La formation d'extrême droite est en position de se maintenir dans plus de 260 localités, avec des espoirs de victoire dans le Sud également, notamment à Tarascon, Carpentras, Cavaillon ou Bagnols-sur-Cèze, renforcés par l'absence de "front républicain".
La main tendue de Jordan Bardella à la droite au soir du premier tour a, en revanche, reçu peu d'échos.
Bruno Retailleau a, au contraire, reproché mercredi sur RMC-BFMTV aux responsables RN de "faire gagner la gauche contre la droite" en maintenant ses candidats au second tour, citant notamment les exemples de Gap, Brest, Fougères, Alençon ou encore Limoges.
Moins sourcilleux, celui qui se voit candidat à la présidentielle pour faire l'union des droites "dans les urnes" a refusé d'apporter son soutien à Christian Estrosi (Horizons) à Nice, en très mauvaise posture face à Eric Ciotti, à qui Bruno Retailleau a succédé à la tête de LR quand il a rallié le RN.

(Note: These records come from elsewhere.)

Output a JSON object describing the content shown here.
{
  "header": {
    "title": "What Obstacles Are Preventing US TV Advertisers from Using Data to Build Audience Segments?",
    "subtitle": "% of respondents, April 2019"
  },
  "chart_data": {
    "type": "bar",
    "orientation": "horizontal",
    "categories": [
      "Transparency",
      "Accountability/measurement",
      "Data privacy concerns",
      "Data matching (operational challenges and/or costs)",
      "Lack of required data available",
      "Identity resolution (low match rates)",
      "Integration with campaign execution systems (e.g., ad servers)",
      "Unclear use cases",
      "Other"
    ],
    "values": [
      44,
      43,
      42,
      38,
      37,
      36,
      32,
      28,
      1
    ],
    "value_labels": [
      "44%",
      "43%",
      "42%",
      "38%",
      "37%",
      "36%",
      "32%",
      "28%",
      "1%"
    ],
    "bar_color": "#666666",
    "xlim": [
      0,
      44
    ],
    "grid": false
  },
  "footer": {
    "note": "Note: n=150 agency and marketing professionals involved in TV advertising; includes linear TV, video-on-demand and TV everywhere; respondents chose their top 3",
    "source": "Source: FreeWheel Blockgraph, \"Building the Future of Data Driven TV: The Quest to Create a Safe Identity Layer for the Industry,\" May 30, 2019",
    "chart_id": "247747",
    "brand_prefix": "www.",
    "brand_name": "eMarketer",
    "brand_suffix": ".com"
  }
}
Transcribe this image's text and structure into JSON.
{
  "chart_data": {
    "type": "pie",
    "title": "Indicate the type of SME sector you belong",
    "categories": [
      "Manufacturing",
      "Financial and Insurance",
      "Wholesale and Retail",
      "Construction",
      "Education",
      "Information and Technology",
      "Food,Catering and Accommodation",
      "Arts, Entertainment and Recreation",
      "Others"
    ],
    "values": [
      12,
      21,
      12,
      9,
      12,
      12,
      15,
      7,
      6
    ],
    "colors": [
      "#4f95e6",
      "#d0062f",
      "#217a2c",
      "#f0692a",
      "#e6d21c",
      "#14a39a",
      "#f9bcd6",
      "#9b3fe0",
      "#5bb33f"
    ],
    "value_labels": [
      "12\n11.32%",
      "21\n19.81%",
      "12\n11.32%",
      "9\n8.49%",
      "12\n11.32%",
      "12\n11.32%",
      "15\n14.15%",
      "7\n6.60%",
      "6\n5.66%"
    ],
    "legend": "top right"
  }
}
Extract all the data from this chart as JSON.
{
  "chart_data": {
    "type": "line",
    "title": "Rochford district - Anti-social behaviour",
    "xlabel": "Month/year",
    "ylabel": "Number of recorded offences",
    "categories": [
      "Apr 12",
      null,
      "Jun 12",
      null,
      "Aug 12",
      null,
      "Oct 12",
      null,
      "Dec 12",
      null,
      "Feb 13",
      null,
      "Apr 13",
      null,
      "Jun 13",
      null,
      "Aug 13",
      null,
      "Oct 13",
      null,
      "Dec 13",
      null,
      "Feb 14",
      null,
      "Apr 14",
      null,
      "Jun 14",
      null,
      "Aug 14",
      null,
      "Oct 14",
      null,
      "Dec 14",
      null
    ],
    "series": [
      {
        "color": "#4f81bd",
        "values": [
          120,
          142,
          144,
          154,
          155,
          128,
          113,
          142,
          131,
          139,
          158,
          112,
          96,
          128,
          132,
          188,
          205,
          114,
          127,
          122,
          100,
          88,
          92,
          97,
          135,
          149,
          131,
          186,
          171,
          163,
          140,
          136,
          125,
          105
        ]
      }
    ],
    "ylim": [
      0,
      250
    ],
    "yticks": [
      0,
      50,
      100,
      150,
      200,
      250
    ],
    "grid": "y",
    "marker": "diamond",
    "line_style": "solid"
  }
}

Ce qui n'a pas manqué de faire bondir dans son camp - Xavier Bertrand (LR) y a vu un soutien "insidieux" à Eric Ciotti - et dans le bloc central où Gabriel Attal a estimé que "des repères fondamentaux disparaissent".
- "Valeurs" -
A gauche également, les positionnements locaux continuent de faire débat. Au parti socialiste, les tenants d'une rupture totale avec La France insoumise ne décolèrent pas des accords noués à Nantes, Toulouse ou Limoges.
"La politique, ça commence par des valeurs", a répété le député socialiste Jérôme Guedj sur France 2.
Mais à la direction du PS, on minimisait surtout la "percée" insoumise. LFI a "voulu se compter (...) face aux socialistes" et a "perdu": "mise à part dans quelques villes, c'est à dire Limoges et Toulouse, et ils ont gagné Saint-Denis, le reste, c'est 700 maires socialistes qui ont été élus dimanche", a rappelé le secrétaire national Pierre Jouvet sur RMC.
Sans citer un parti en particulier, Emmanuel Macron a mis en garde mercredi en Conseil des ministres contre les "arrangements des partis" avec les "extrêmes" des deux bords qui "demeurent dangereux pour la République", selon la porte-parole du gouvernement.